Ghanaian politician (born 1942)

Dominic Fobih (born 16 July 1942) is a Ghanaian politician, professor and an Educationist/Teacher. He was the member of parliament for Assin South in the Central region of Ghana from January 2001 to January 2017 on the ticket of the New Patriotic Party. He was also a cabinet Minister of Lands, Forestry and Mines during Ex-President John Agyekum Kufour regime.

== Early life and education ==
Dominic was born on 16 July 1942. He comes from a town called Assin Jakai in the Central region of Ghana. He obtained his PhD in Educational psychology at the University of Alberta in Canada in the year 1979.
       He lectured at Ilorin University, Kwara State in Nigeria.
He obtained his professorship at Atlanta, Georgia. He is an educationist.

== Career ==
Fobih is a member of the New Patriotic Party. He served as a member of Parliament for the two terms during the regime of the Ex-President John Agyekum Kuffour from January 2001 to January 2009. During the 2000 Ghanaian parliamentary elections he polled 16,963 votes out of the 31,843 making a total valid votes cast of 53.3%. He was also the Minister of Lands, Forestry and Mines from 2003 to 2007, under John Agyekum Kuffour's regime. He retained his seat as the member of parliament for the Assin South Constituency when John Atta Mills won the 2008 Ghanaian general elections from January 2009 to January 2012. He again retained his seats as a member of parliament for the Assin South during the 2012 Ghanaian general election under the ticket of the New Patriotic Party in the regime of John Dramini Mahama. He served as a member of the Education and House committees when his party NPP came to opposition in 2012 and was the minority spokesperson on education.

Dominic was also a lecturer at the University of Cape Coast in the Central Region of Ghana.

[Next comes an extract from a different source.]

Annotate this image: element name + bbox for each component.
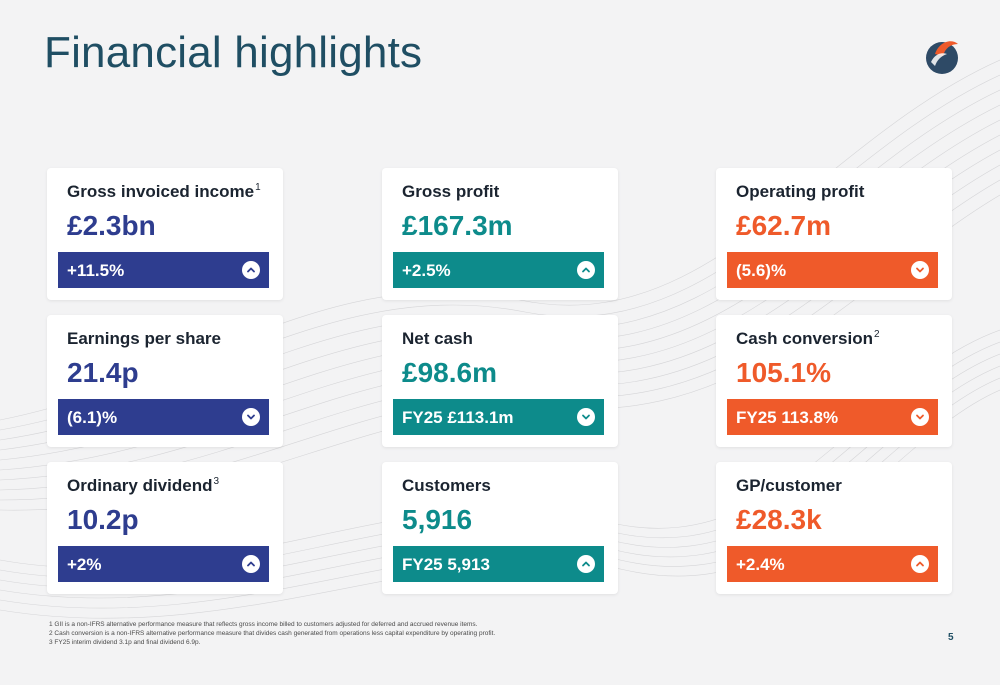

He is the current board chairman of Ghana Education Trust fund (GETFUND).

== Politics ==
Fobih was elected as a member of parliament during the 2004 Ghanaian general elections of the fourth parliament of the fourth republic of Ghana in the Assin South Constituency. He retained his seats as a member of parliament for the fifth and sixth parliament of the fourth republic of Ghana in the 2008 and 2012 Ghanaian general elections respectively.

== Personal life ==
Dominic is married with nine children. He is a Christian by religion and he is a member of the Catholic church of Ghana.